1Medicine Service Line, Inova Health System, Falls Church, Virginia; Betty and Guy Beatty Center for Integrated Research, Inova Health System, Falls Church, Virginia; Center for Liver Diseases, Department of Medicine, Inova Fairfax Hospital, Falls Church, Virginia. Electronic address: zobair.younossi@inova.org.
2Medicine Service Line, Inova Health System, Falls Church, Virginia; Betty and Guy Beatty Center for Integrated Research, Inova Health System, Falls Church, Virginia; Center for Outcomes Research in Liver Diseases, Washington DC.
3Gilead Sciences, Foster City, California.

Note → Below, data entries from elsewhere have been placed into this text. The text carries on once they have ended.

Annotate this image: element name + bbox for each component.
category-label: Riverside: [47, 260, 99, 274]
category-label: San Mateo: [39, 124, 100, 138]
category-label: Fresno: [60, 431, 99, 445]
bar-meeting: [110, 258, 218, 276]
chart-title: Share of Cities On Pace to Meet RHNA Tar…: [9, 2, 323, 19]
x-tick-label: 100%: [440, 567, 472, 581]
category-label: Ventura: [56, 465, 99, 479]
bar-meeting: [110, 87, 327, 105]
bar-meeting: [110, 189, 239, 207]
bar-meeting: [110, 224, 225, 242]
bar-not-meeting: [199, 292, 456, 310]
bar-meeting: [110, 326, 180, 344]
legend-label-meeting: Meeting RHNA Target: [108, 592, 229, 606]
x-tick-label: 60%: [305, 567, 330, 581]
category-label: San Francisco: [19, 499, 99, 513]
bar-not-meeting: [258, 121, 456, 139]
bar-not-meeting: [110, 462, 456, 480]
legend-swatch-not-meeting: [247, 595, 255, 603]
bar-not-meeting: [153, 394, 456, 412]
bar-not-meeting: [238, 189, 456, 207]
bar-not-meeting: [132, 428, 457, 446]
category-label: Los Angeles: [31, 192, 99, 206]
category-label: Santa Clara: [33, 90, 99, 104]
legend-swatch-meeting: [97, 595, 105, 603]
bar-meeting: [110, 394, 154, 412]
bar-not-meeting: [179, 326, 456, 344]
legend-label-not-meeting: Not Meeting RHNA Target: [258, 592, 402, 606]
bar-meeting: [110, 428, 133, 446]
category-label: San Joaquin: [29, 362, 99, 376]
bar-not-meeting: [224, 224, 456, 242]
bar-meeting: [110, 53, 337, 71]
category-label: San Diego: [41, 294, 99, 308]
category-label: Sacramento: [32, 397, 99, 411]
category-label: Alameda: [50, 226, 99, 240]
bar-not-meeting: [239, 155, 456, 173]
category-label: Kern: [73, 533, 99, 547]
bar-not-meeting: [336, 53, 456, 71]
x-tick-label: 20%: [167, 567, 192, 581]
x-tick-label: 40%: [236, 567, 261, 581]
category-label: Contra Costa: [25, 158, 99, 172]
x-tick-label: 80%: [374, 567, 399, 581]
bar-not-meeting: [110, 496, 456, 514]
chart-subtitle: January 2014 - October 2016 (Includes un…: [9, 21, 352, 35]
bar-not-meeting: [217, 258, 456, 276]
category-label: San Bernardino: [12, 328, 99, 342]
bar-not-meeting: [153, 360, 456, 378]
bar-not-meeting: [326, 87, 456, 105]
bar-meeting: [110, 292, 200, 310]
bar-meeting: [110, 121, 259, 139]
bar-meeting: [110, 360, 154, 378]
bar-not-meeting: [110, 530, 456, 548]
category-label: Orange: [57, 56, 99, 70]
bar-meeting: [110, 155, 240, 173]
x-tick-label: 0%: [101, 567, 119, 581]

4Center for Outcomes Research in Liver Diseases, Washington DC.
Abstract
Background and aims: Fatigue is common in patients with advanced liver disease. We investigated fatigue and clinical outcomes among patients with advanced nonalcoholic steatohepatitis (NASH).

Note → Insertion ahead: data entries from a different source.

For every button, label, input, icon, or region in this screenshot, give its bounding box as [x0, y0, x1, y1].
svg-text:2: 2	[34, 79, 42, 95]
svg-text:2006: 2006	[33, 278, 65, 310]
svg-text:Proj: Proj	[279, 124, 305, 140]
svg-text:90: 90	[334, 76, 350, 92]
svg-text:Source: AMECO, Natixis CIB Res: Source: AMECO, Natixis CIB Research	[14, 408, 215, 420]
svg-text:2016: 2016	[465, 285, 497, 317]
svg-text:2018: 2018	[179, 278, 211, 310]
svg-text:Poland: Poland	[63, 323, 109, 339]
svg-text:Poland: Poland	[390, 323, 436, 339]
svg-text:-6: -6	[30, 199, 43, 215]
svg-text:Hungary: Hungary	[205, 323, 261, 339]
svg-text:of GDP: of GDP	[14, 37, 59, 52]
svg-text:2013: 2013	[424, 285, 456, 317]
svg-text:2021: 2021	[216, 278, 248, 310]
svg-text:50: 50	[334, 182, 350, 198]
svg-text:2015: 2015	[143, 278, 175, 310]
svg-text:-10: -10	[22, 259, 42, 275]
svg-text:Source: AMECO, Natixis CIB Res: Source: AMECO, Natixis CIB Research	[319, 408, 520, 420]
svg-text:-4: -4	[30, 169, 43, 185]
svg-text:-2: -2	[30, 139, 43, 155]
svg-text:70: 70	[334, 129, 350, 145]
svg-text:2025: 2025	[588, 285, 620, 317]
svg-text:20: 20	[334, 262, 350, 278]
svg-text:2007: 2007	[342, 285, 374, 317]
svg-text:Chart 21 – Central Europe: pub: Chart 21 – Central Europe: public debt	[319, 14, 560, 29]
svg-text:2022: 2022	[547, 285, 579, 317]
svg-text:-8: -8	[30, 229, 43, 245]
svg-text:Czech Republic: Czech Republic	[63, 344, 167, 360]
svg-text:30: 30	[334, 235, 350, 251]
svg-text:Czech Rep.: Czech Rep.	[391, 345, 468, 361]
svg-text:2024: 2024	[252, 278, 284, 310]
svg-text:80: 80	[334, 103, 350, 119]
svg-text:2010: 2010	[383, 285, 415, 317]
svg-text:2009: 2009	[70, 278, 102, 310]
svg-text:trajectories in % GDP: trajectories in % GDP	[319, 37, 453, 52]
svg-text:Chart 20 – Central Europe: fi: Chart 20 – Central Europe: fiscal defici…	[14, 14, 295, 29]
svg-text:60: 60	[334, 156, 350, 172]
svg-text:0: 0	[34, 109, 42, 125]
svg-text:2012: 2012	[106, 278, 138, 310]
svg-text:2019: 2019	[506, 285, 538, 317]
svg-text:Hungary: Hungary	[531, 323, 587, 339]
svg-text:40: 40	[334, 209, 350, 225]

Methods: In this study, patients with biopsy confirmed NASH and bridging fibrosis (F3) or compensated cirrhosis (F4) were followed for up to 2 years. The Chronic Liver Disease Questionnaire for Nonalcoholic Steatohepatitis (CLDQ-NASH) fatigue domain at baseline (range, 1-7; lower score indicating worse fatigue) quantified fatigue. The Cox proportional hazards model was used to study time to liver-related clinical events (progression to histologic cirrhosis or hepatic decompensation in F3, hepatic decompensation in F4).
Results: Of the 1679 NASH patients with fibrosis, 802 had F3 and 877 had F4 (58 ± 9 years of age, 40% male, 74% type 2 diabetes). During median follow-up of 16 months (interquartile range, 14-18), 15% (n = 123) of NASH F3 patients experienced liver-related events and 3.5% (n = 31) of NASH F4 patients experienced hepatic decompensation. Mean baseline CLDQ-NASH fatigue score in F3 patients was 4.77 ± 1.36; NASH F3 patients who experienced liver-related events had lower baseline scores: 4.47 ± 1.36 vs 4.83 ± 1.35 (P = .0091). The mean fatigue score in F4 was 4.56 ± 1.44; these scores were lower in patients who decompensated in follow-up: 3.74 ± 1.31 vs 4.59 ± 1.43 (P = .0011). The association of lower fatigue scores and risk of liver-related or decompensation events was significant after adjustment for confounders (adjusted hazard ratio per 1 point in fatigue score in F3, 0.85; 95% confidence interval, 0.74-0.97; P = .02; adjusted hazard ratio in F4, 0.62; 95% confidence interval, 0.48-0.81; P = .0004).
Conclusion: Worse fatigue at baseline is associated with a higher risk of adverse clinical events in patients with NASH-related advanced fibrosis and cirrhosis.